Ombre et Lumière.

A Flore.
Depuis quelques années, si mes vagabondages m’envolent vers l’Italie, je me mets en quête des tableaux d’Artemisia Gentileschi. Je veux voir en grandeur nature ces oeuvres dont la maîtrise tournait à l’obsession, je veux respirer les couleurs qu’elles s’appliquaient à nuancer avec passion, je veux m’imprégner de ces histoires auxquelles elle a violemment et très charnellement données corps.
Pourtant, la plupart du temps, comme aujourd’hui par exemple, où je me livre au hasard d’une exposition caravagiste entre les murs du Palazzo Barberini, je ne suis jamais sûre que mes souhaits seront exhaussés. La dernière fois, à Naples, je savais que Samson et Dalila m’attendaient ; mais aujourd’hui, je me laisse aller éblouie, mon espoir toujours ardent de rencontrer ma peintre fétiche.
Et je glane un premier indice alors que l’ange de Saint François d’Assise tracé de la main d’Orazio donne raison à mes hasards. Si le père est ici, la fille n’est pas loin… Je la perçois avant de la regarder, je tourne à l’angle et je sais que c’est elle qui m’observe de son œil malicieux. Je suis heureuse comme une enfant, j’en rirais à gorge déployée si mon masque ne me muselait pas, j’en danserais de joie si je ne craignais pas de passer pour folle.
A la place, je la contemple infiniment. J’apprécie la douceur de ce tableau. Je me souviens que c’est la femme mûre et amoureuse qui l’a peint, que l’homme à la moustache pourrait être Simon Vouet à qui elle envoyait des lettres d’amour enflammées, pour qui elle se consumait de désir, à tel point qu’elle avait irrationnellement peur d’en perdre son art. Car c’est bien cela qui m’a rapprochée de l’âme torturée d’Artemisia la première fois, nous partagions cette même angoisse insensée et insidieuse qu’il nous faudrait toujours faire un choix, entre l’amour et l’art, entre le bonheur et le talent, entre la passion et la réalité.

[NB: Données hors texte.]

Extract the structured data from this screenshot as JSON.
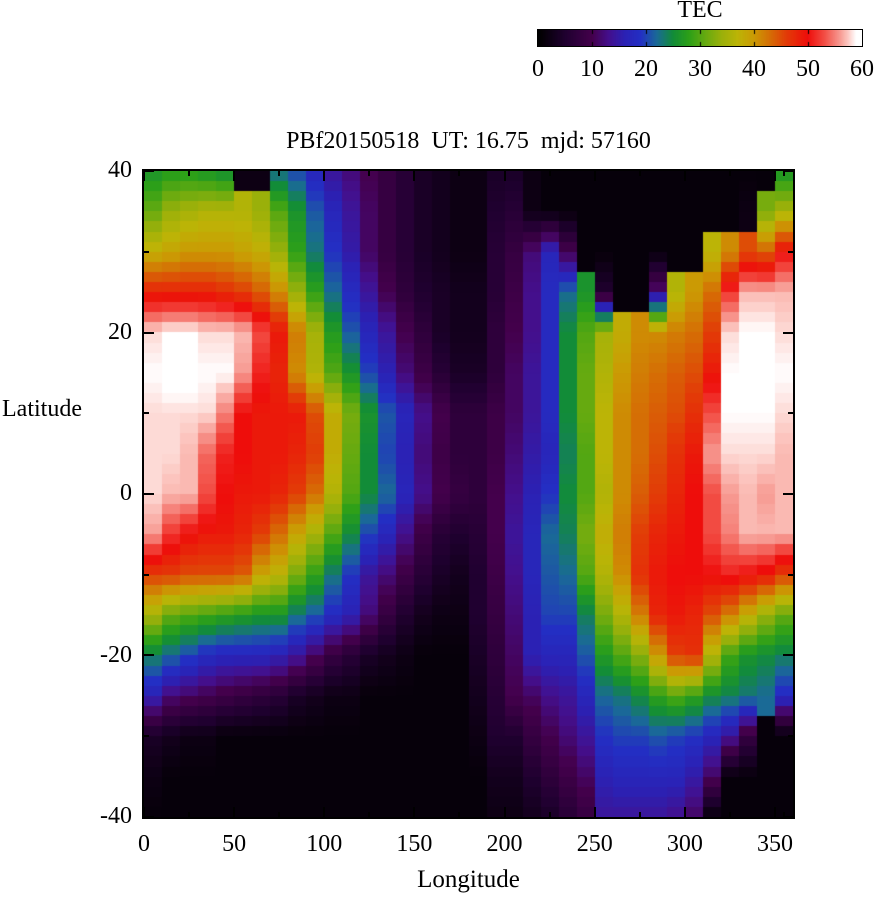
{
  "title": "PBf20150518  UT: 16.75  mjd: 57160",
  "colorbar": {
    "label": "TEC",
    "min": 0,
    "max": 60,
    "tick_labels": [
      "0",
      "10",
      "20",
      "30",
      "40",
      "50",
      "60"
    ],
    "tick_values": [
      0,
      10,
      20,
      30,
      40,
      50,
      60
    ],
    "bar_tick_values": [
      10,
      20,
      30,
      40,
      50
    ],
    "stops": [
      [
        0,
        "#000000"
      ],
      [
        5,
        "#200030"
      ],
      [
        10,
        "#44004c"
      ],
      [
        13,
        "#440f8c"
      ],
      [
        16,
        "#2b21b4"
      ],
      [
        19,
        "#232fc4"
      ],
      [
        22,
        "#1a6a96"
      ],
      [
        25,
        "#128c38"
      ],
      [
        28,
        "#2da018"
      ],
      [
        31,
        "#66aa10"
      ],
      [
        34,
        "#9ab00a"
      ],
      [
        37,
        "#bcb406"
      ],
      [
        40,
        "#cb9a04"
      ],
      [
        43,
        "#d56e05"
      ],
      [
        46,
        "#e23c07"
      ],
      [
        50,
        "#ee0d0b"
      ],
      [
        53,
        "#f24b42"
      ],
      [
        56,
        "#f79a92"
      ],
      [
        57.5,
        "#fcc8c2"
      ],
      [
        59,
        "#ffffff"
      ],
      [
        60,
        "#ffffff"
      ]
    ]
  },
  "axes": {
    "x": {
      "label": "Longitude",
      "min": 0,
      "max": 360,
      "major_ticks": [
        0,
        50,
        100,
        150,
        200,
        250,
        300,
        350
      ],
      "minor_ticks": [
        25,
        75,
        125,
        175,
        225,
        275,
        325,
        355
      ]
    },
    "y": {
      "label": "Latitude",
      "min": -40,
      "max": 40,
      "major_ticks": [
        40,
        20,
        0,
        -20,
        -40
      ],
      "minor_ticks": [
        30,
        10,
        -10,
        -30
      ]
    }
  },
  "chart_data": {
    "type": "heatmap",
    "title": "PBf20150518  UT: 16.75  mjd: 57160",
    "xlabel": "Longitude",
    "ylabel": "Latitude",
    "value_label": "TEC",
    "xlim": [
      0,
      360
    ],
    "ylim": [
      -40,
      40
    ],
    "vlim": [
      0,
      60
    ],
    "x_centers": [
      5,
      15,
      25,
      35,
      45,
      55,
      65,
      75,
      85,
      95,
      105,
      115,
      125,
      135,
      145,
      155,
      165,
      175,
      185,
      195,
      205,
      215,
      225,
      235,
      245,
      255,
      265,
      275,
      285,
      295,
      305,
      315,
      325,
      335,
      345,
      355
    ],
    "y_centers": [
      40,
      35,
      30,
      25,
      20,
      15,
      10,
      5,
      0,
      -5,
      -10,
      -15,
      -20,
      -25,
      -30,
      -35,
      -40
    ],
    "values": [
      [
        26,
        27,
        27,
        26,
        25,
        2,
        2,
        22,
        20,
        17,
        14,
        12,
        10,
        8,
        6,
        4,
        3,
        2,
        2,
        4,
        4,
        2,
        1,
        1,
        1,
        1,
        1,
        1,
        1,
        1,
        1,
        1,
        1,
        1,
        1,
        26
      ],
      [
        31,
        34,
        35,
        36,
        36,
        36,
        34,
        30,
        26,
        21,
        17,
        14,
        11,
        8,
        6,
        4,
        3,
        2,
        2,
        5,
        6,
        2,
        1,
        1,
        1,
        1,
        1,
        1,
        1,
        1,
        1,
        1,
        1,
        2,
        32,
        35
      ],
      [
        38,
        39,
        40,
        40,
        40,
        39,
        38,
        34,
        28,
        23,
        19,
        15,
        11,
        8,
        6,
        4,
        3,
        2,
        2,
        6,
        8,
        12,
        17,
        10,
        1,
        1,
        1,
        1,
        1,
        1,
        1,
        37,
        41,
        45,
        44,
        50
      ],
      [
        48,
        48,
        48,
        48,
        47,
        46,
        44,
        41,
        34,
        28,
        22,
        18,
        14,
        10,
        7,
        5,
        4,
        3,
        3,
        6,
        9,
        13,
        18,
        22,
        26,
        5,
        1,
        1,
        12,
        36,
        40,
        43,
        52,
        57,
        57,
        57
      ],
      [
        58,
        59,
        59,
        58,
        58,
        57,
        53,
        49,
        42,
        35,
        27,
        21,
        17,
        14,
        10,
        7,
        4,
        3,
        3,
        7,
        10,
        13,
        18,
        25,
        30,
        35,
        38,
        41,
        41,
        42,
        43,
        46,
        58,
        59,
        59,
        58
      ],
      [
        59,
        60,
        60,
        59,
        59,
        56,
        51,
        48,
        41,
        36,
        30,
        26,
        20,
        16,
        12,
        9,
        6,
        4,
        4,
        7,
        11,
        14,
        18,
        25,
        31,
        36,
        40,
        42,
        43,
        44,
        45,
        49,
        59,
        60,
        60,
        59
      ],
      [
        58,
        58,
        58,
        58,
        55,
        50,
        49,
        49,
        49,
        45,
        38,
        32,
        26,
        21,
        17,
        13,
        10,
        7,
        7,
        9,
        11,
        14,
        18,
        25,
        31,
        37,
        41,
        43,
        44,
        45,
        47,
        53,
        59,
        59,
        59,
        58
      ],
      [
        58,
        58,
        57,
        54,
        51,
        50,
        49,
        49,
        48,
        46,
        38,
        31,
        25,
        20,
        16,
        12,
        9,
        7,
        7,
        9,
        12,
        15,
        17,
        24,
        30,
        37,
        41,
        43,
        45,
        47,
        49,
        56,
        58,
        58,
        58,
        57
      ],
      [
        58,
        57,
        57,
        53,
        50,
        49,
        49,
        48,
        46,
        43,
        36,
        30,
        25,
        22,
        17,
        13,
        10,
        8,
        7,
        10,
        13,
        16,
        19,
        25,
        30,
        36,
        41,
        44,
        46,
        48,
        50,
        53,
        56,
        57,
        56,
        57
      ],
      [
        56,
        52,
        50,
        49,
        49,
        48,
        46,
        43,
        39,
        35,
        30,
        25,
        20,
        17,
        13,
        9,
        6,
        5,
        6,
        10,
        14,
        17,
        22,
        24,
        32,
        38,
        42,
        46,
        48,
        49,
        50,
        53,
        55,
        57,
        57,
        57
      ],
      [
        46,
        46,
        45,
        45,
        45,
        44,
        39,
        37,
        32,
        28,
        23,
        19,
        14,
        12,
        9,
        6,
        4,
        3,
        5,
        9,
        13,
        17,
        21,
        22,
        30,
        36,
        41,
        47,
        49,
        50,
        50,
        50,
        51,
        50,
        49,
        46
      ],
      [
        35,
        31,
        30,
        29,
        28,
        27,
        26,
        26,
        23,
        21,
        18,
        16,
        12,
        8,
        5,
        3,
        2,
        2,
        5,
        8,
        12,
        16,
        20,
        20,
        24,
        32,
        36,
        42,
        48,
        49,
        48,
        45,
        42,
        38,
        34,
        31
      ],
      [
        24,
        22,
        20,
        18,
        17,
        17,
        17,
        16,
        14,
        11,
        8,
        6,
        4,
        3,
        2,
        1,
        1,
        1,
        4,
        7,
        11,
        16,
        17,
        17,
        21,
        27,
        30,
        33,
        40,
        46,
        47,
        36,
        29,
        26,
        25,
        24
      ],
      [
        16,
        12,
        11,
        10,
        9,
        8,
        7,
        6,
        4,
        3,
        2,
        2,
        1,
        1,
        1,
        1,
        1,
        1,
        3,
        6,
        10,
        11,
        13,
        14,
        17,
        22,
        23,
        25,
        28,
        30,
        28,
        25,
        24,
        23,
        22,
        18
      ],
      [
        4,
        3,
        2,
        2,
        1,
        1,
        1,
        1,
        1,
        1,
        1,
        1,
        1,
        1,
        1,
        1,
        1,
        1,
        2,
        5,
        5,
        8,
        10,
        12,
        14,
        19,
        20,
        20,
        21,
        20,
        19,
        17,
        14,
        8,
        1,
        1
      ],
      [
        2,
        1,
        1,
        1,
        1,
        1,
        1,
        1,
        1,
        1,
        1,
        1,
        1,
        1,
        1,
        1,
        1,
        1,
        1,
        3,
        3,
        5,
        7,
        9,
        11,
        16,
        17,
        17,
        17,
        17,
        15,
        11,
        1,
        1,
        1,
        1
      ],
      [
        1,
        1,
        1,
        1,
        1,
        1,
        1,
        1,
        1,
        1,
        1,
        1,
        1,
        1,
        1,
        1,
        1,
        1,
        1,
        2,
        2,
        3,
        4,
        6,
        8,
        14,
        14,
        14,
        14,
        13,
        11,
        1,
        1,
        1,
        1,
        1
      ]
    ]
  }
}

Couleur et coup de pinceau, rien d’autre, ombre et lumière, le reste est accessoire
Artemisia, Flore Egal et Justine T.Annezo
Couleur et coup de pinceau, neuf couleurs pures au maximum
Couleur et coup de pinceau, le sentiment a une couleur
Rouge la violence, la passion
Couleur et coup de pinceau oui, mettre l’accent sur le visage et les yeux et le fond plutôt paisible
Couleur et coup de pinceau, bien disposer les couleurs sur la palette
Jaune doré la grandeur d’âme
Les teintes claires près du pouce les plus foncée vers le bas
Bleu la puissance
Couleur et Coup de pinceau, bien choisir la couleur, oui, le sentiment a une couleur
Vert Celadon un amour non déclaré… des hommes noyés dans l’eau d’un marécage intérieur
Pour que quelque chose soit vu de loin il faut jouer sur le rouge et le jaune
Jaune la trahison
Couleur et coup de pinceau, rien d’autre, ombre et lumière, le reste est accessoire
Mais à l’époque, je me sentais peut-être encore plus proche de l’artiste adolescente qu’elle était, de celle qui avait tout à prouver, qui ne cherchait qu’à s’affranchir. Des convenances. De son père. De la société. De son carcan de femme.

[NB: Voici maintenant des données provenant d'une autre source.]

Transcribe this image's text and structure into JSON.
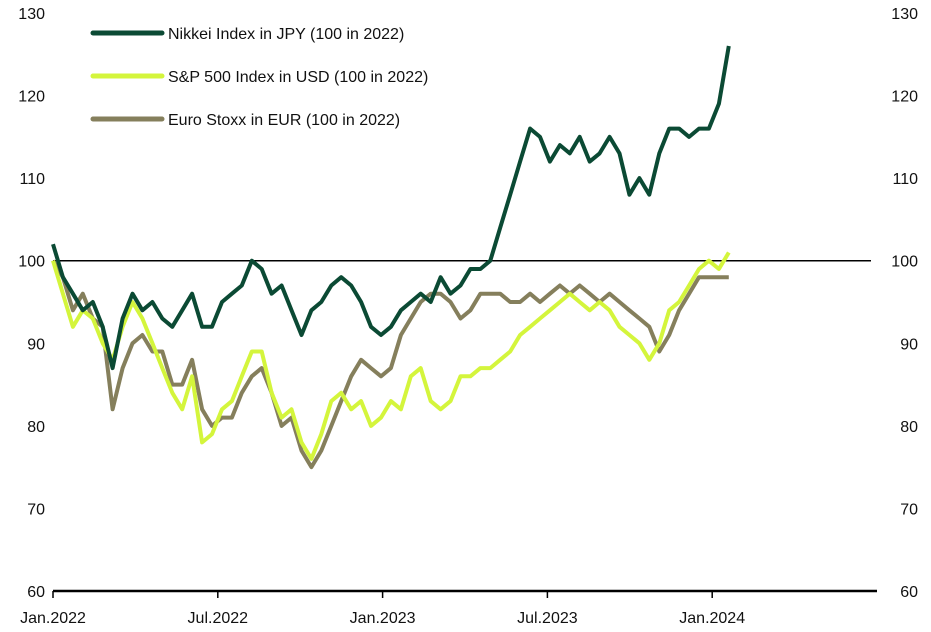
{
  "chart_data": {
    "type": "line",
    "title": "",
    "xlabel": "",
    "ylabel": "",
    "ylim": [
      60,
      130
    ],
    "yticks": [
      "60",
      "70",
      "80",
      "90",
      "100",
      "110",
      "120",
      "130"
    ],
    "x_axis": {
      "start": "2022-01-01",
      "end": "2024-07-01",
      "tick_labels": [
        "Jan.2022",
        "Jul.2022",
        "Jan.2023",
        "Jul.2023",
        "Jan.2024"
      ],
      "sample_step_days": 11
    },
    "reference_line": 100,
    "legend_position": "top-left",
    "series": [
      {
        "name": "Nikkei Index in JPY (100 in 2022)",
        "color": "#0b4a34",
        "values": [
          102,
          98,
          96,
          94,
          95,
          92,
          87,
          93,
          96,
          94,
          95,
          93,
          92,
          94,
          96,
          92,
          92,
          95,
          96,
          97,
          100,
          99,
          96,
          97,
          94,
          91,
          94,
          95,
          97,
          98,
          97,
          95,
          92,
          91,
          92,
          94,
          95,
          96,
          95,
          98,
          96,
          97,
          99,
          99,
          100,
          104,
          108,
          112,
          116,
          115,
          112,
          114,
          113,
          115,
          112,
          113,
          115,
          113,
          108,
          110,
          108,
          113,
          116,
          116,
          115,
          116,
          116,
          119,
          126
        ]
      },
      {
        "name": "S&P 500 Index in USD (100 in 2022)",
        "color": "#d4f53c",
        "values": [
          100,
          96,
          92,
          94,
          93,
          90,
          88,
          92,
          95,
          93,
          90,
          87,
          84,
          82,
          86,
          78,
          79,
          82,
          83,
          86,
          89,
          89,
          84,
          81,
          82,
          78,
          76,
          79,
          83,
          84,
          82,
          83,
          80,
          81,
          83,
          82,
          86,
          87,
          83,
          82,
          83,
          86,
          86,
          87,
          87,
          88,
          89,
          91,
          92,
          93,
          94,
          95,
          96,
          95,
          94,
          95,
          94,
          92,
          91,
          90,
          88,
          90,
          94,
          95,
          97,
          99,
          100,
          99,
          101
        ]
      },
      {
        "name": "Euro Stoxx in EUR (100 in 2022)",
        "color": "#857f5c",
        "values": [
          100,
          98,
          94,
          96,
          93,
          92,
          82,
          87,
          90,
          91,
          89,
          89,
          85,
          85,
          88,
          82,
          80,
          81,
          81,
          84,
          86,
          87,
          84,
          80,
          81,
          77,
          75,
          77,
          80,
          83,
          86,
          88,
          87,
          86,
          87,
          91,
          93,
          95,
          96,
          96,
          95,
          93,
          94,
          96,
          96,
          96,
          95,
          95,
          96,
          95,
          96,
          97,
          96,
          97,
          96,
          95,
          96,
          95,
          94,
          93,
          92,
          89,
          91,
          94,
          96,
          98,
          98,
          98,
          98
        ]
      }
    ]
  }
}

Artemisia n’aspirait pas au divin, elle voulait donner un visage aux mythes. Elle brûlait de crier au monde sa propre vérité, la coucher sur la toile. Le sang, la boue, les cris, les larmes. Elle abandonnât le divin, la grâce des tableaux bibliques, pour retourner à la chair. Seule la vérité comptait. Elle défia les autres peintres, son père, Dieu lui-même, en rendant à toutes ces allégories leur corps, leur réalité, la trivialité de leur vérité.
Artemisia était un être de passion et je pense que j’aurais voulu avoir le courage d’être aussi furieuse qu’elle. Mais puisque j’étais plus sage, j’ai fait appel à des mains amies pour en tracer avec elles le récit théâtral.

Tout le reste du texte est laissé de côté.